April 21, 2011

Asian Christians and Jews: Let's Learn Together

In scholarly circles, Asian Christian studies and the Shoah studies (Holocaust)are often perceived as two separate intellectual entities. By that I mean the participants of each camp seldom see themselves having much common interest with each other. What is the problem if we believe post-Shoah theological reflections and Asian Christianity are two unrelated intellectual territories? Could learning with Jews help Asian Christians redefine their religious identity in the pluralistic world? What happens when Jewish-Christian dialogue extends its horizon beyond the usual European Christian contexts and meets Asian theological-cultural studies?

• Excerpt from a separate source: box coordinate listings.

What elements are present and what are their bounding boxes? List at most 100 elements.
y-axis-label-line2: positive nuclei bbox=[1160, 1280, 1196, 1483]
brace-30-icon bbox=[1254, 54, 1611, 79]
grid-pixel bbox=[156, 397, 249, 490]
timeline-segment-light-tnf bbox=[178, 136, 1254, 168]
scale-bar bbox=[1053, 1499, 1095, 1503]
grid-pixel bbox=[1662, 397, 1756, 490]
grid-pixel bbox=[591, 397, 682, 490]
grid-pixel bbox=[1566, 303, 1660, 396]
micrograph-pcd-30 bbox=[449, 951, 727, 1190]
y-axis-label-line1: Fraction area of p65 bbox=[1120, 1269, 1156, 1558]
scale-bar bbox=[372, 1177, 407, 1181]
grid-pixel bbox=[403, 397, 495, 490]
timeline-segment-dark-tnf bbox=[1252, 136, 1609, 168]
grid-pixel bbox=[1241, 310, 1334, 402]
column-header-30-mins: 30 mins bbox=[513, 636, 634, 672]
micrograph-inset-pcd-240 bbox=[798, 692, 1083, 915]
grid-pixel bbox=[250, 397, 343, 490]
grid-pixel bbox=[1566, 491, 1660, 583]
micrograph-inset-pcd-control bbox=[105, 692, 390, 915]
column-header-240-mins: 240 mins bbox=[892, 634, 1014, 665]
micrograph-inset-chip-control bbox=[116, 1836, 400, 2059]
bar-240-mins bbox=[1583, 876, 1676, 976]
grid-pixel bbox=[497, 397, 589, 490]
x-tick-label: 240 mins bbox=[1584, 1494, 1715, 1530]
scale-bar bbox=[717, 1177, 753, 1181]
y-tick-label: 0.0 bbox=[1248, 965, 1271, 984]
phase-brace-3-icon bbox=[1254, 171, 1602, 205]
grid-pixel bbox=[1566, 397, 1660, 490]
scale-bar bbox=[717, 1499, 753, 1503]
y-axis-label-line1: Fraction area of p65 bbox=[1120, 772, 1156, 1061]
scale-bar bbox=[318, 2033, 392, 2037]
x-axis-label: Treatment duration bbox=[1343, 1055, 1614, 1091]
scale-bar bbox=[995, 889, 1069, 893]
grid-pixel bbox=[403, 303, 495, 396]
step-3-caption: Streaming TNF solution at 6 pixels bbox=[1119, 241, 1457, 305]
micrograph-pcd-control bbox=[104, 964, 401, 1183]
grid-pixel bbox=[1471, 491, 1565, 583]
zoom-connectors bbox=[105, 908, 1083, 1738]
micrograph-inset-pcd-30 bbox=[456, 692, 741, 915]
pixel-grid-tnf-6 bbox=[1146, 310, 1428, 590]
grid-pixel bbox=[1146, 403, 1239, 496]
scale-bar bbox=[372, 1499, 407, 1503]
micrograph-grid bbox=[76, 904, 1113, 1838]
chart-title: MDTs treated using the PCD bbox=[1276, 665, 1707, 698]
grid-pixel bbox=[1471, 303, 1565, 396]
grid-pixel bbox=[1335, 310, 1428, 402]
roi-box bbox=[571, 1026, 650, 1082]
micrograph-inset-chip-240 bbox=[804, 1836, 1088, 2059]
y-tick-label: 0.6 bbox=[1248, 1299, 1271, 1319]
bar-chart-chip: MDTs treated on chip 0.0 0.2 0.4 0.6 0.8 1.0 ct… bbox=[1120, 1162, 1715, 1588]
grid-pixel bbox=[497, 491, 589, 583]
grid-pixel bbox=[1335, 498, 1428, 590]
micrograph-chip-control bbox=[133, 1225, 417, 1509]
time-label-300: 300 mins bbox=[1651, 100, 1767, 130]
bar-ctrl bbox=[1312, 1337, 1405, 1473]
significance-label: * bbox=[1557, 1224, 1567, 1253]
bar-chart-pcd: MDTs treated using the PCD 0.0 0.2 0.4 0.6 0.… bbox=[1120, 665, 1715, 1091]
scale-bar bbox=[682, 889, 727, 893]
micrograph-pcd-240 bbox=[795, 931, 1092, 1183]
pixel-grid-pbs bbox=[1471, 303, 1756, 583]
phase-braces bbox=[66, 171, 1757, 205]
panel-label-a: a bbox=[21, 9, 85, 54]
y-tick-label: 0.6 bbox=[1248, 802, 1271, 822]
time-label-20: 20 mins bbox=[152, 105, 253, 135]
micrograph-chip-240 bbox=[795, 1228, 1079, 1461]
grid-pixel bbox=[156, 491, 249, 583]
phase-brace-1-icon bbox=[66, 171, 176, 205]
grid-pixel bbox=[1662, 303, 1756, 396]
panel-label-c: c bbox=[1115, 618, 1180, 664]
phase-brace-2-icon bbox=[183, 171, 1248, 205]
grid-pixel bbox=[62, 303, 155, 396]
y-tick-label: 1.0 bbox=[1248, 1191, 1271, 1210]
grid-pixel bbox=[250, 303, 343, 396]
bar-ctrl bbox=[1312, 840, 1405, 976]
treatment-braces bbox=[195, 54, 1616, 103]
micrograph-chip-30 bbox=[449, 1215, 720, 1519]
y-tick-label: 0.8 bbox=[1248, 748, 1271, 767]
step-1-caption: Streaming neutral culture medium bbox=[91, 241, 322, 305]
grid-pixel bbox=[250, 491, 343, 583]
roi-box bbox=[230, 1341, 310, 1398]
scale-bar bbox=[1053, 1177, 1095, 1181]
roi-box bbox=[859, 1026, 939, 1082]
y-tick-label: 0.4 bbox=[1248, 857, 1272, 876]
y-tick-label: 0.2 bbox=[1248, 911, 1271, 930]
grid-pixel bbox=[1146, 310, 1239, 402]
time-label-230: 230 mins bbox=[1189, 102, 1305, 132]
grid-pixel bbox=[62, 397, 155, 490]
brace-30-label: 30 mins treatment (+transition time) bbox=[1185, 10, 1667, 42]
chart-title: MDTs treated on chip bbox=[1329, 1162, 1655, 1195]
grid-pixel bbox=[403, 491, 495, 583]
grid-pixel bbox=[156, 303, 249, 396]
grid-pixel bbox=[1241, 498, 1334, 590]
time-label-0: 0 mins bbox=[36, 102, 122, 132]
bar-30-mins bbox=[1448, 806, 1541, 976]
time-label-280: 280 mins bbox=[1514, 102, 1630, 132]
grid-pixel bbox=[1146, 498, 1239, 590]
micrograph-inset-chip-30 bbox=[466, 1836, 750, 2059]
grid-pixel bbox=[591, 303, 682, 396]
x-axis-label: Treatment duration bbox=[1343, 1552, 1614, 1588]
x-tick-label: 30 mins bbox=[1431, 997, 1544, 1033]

Theological reflections of the Shoah are a significant intellectual topic in western Christianity, but not in Asian Christianity. Asian Christians, seminaries, and churches both in Asia and around the world continue to pat inadequate attention to the Shoah and Jewish-Christian dialogue, partly because many of them may have mistakenly perceived anti-Semitism was (and is) a European issue. Asian may be physical absent from the Nazis regime when the anti-Judaic rhetoric was spread, but they belong to the same religious family called Christianity where they were responsible for providing the theological seedbed for the Shoah. By not seriously taking the Shoah as a theological topic for Asian Christianity, many Asian Christians continue to accept the conventional Christian theological bias against Jews and Judaism.

Asian Christians came to know Christianity through the teachings of Western missionaries during the time of colonialism. When Christianity came to Asia, the Christian self-understanding had been thoroughly "infected" with the anti-Judaic virus; supersessionism was the standard interpretive lens to interpret scripture and matters of faith. This questionable Christian self-identity has not been significantly purged in today's Asian churches around the world. Instead, this erroneous bias meets the strong Asian cultural ideals toward honouring elders, traditions and authority. This is an alarming issue.

Jewish-Christian dialogue and the reflection on the Shoah are significant interpretive windows to see the world and faith. The reason for this is that the emergence of the Jesus' movement and rabbinic Judaism grew out of the same political reality under the demise of imperial Rome, the background for the tense theological debate about faith and identity. That debate was so acrimonious that it eventually parted the two traditions. Asian Christianity is an offspring of western Constantinian Christianity. There is a need to explain as clearly as possible to Asian Christians who tend to walk away from this topic why they need to engage.